1. Copy MySQL Binary log files to another instance
Locate binary log files by carefully checking /etc/my.ini file. And then copy files to other server, this is very crucial step as the binary log files will have database and schema information embedded as part of the sql statements decoded. If you try to run the query by accident in production, that might be a catastrophic event of you. Be very careful and first transfer to some other instance.
2. Decode MySQL binary log files to readable & executable statements
Before going in to execution of MySQL Binary Log by using ‘mysqlbinlog’ command kindly refer this page http://dev.mysql.com/doc/refman/5.0/en/mysqlbinlog.html and then use appropriate arguments. In my case, I needed to filter data from beginning till June 27 th 2014 10:00 PM and hence my command was
>mysqlbinlog --stop-datetime="2014-06-29 22:00:00" mysql-bin.000001 --base64-output=decode-rows --verbose > decoded_after.sql
>mysqlbinlog --stop-datetime="2014-06-29 22:00:00" mysql-bin.000002 --base64-output=decode-rows --verbose >> decoded_after.sql
.....
>mysqlbinlog --stop-datetime="2014-06-29 22:00:00" mysql-bin.0000n --base64-output=decode-rows --verbose >> decoded_after.sql (where n is last file number)
Once all this is done, keep a copy of this decoded_after.sql file and use it further (This is just in case if our further steps corrupts the file, we shall continue from this step)

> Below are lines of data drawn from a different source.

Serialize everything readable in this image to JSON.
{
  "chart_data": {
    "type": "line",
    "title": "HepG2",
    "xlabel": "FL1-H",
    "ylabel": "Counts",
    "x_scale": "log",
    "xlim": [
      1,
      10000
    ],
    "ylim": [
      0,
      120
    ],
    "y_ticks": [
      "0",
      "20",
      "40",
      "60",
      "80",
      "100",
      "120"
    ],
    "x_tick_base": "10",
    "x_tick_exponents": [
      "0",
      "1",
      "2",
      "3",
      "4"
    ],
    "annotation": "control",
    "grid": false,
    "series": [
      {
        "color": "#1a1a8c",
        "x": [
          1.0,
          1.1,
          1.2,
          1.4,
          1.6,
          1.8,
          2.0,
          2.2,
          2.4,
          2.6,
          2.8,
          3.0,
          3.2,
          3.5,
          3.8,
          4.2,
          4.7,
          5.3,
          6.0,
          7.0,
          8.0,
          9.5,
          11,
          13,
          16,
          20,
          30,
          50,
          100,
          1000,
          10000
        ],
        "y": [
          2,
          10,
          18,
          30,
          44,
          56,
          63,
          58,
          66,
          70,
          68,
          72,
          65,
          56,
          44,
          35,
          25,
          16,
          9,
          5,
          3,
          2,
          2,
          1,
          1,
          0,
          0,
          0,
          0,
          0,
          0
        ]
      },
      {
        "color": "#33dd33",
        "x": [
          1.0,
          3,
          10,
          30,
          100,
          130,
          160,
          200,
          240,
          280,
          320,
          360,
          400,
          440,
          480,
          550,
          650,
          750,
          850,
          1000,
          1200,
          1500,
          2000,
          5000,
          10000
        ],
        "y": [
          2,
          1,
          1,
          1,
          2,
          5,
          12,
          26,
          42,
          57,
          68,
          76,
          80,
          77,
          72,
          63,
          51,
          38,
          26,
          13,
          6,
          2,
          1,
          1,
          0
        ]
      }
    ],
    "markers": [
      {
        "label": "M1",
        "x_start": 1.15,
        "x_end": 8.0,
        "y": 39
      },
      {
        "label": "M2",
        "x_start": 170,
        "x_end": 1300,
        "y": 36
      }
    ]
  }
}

3. Grep / Awk to filter for one specific tables and output your sql statements to one single file and append them
Now this is very important and efficient step where we have to filter insert, update & delete statement of one specific table
# grep -e '' -B 6 decoded_after > a
should be very important and use right keyword to filter specific table based queries. This will execute in blazing speed when comported to any other methods. Kindly do this to get decoded and sql statements that corresponds to one specific table / criteria.
4. Create java / any language based program to parse entire sql and find out from when you might need the data and execute only those
In our case, we wrote a java code to return a result that filtered all the data (based on our specific case). In our case, we had to get a specific value of the table and revert it back to the same, because we ran a query and that nullified very important identifier and to get it back, we had to look for whatever id was there in specific row before delete statement was executed. Either from insert or from update. This way, we precisely were able to get the data and restored it safely in temporary instance and after several sanity checks, we did same in production.
This saved our day and we were out of this trouble with a perfect solution. I wanted to share this here as I didn’t find any clear steps for recovering specific table using mysqlbinlog command. I will be more than glad to help anyone in case of same issue.
Thanks,
Kousik Rajendran.
Thanks for this blog. This saved my day. Best wishes from Sri Lanka.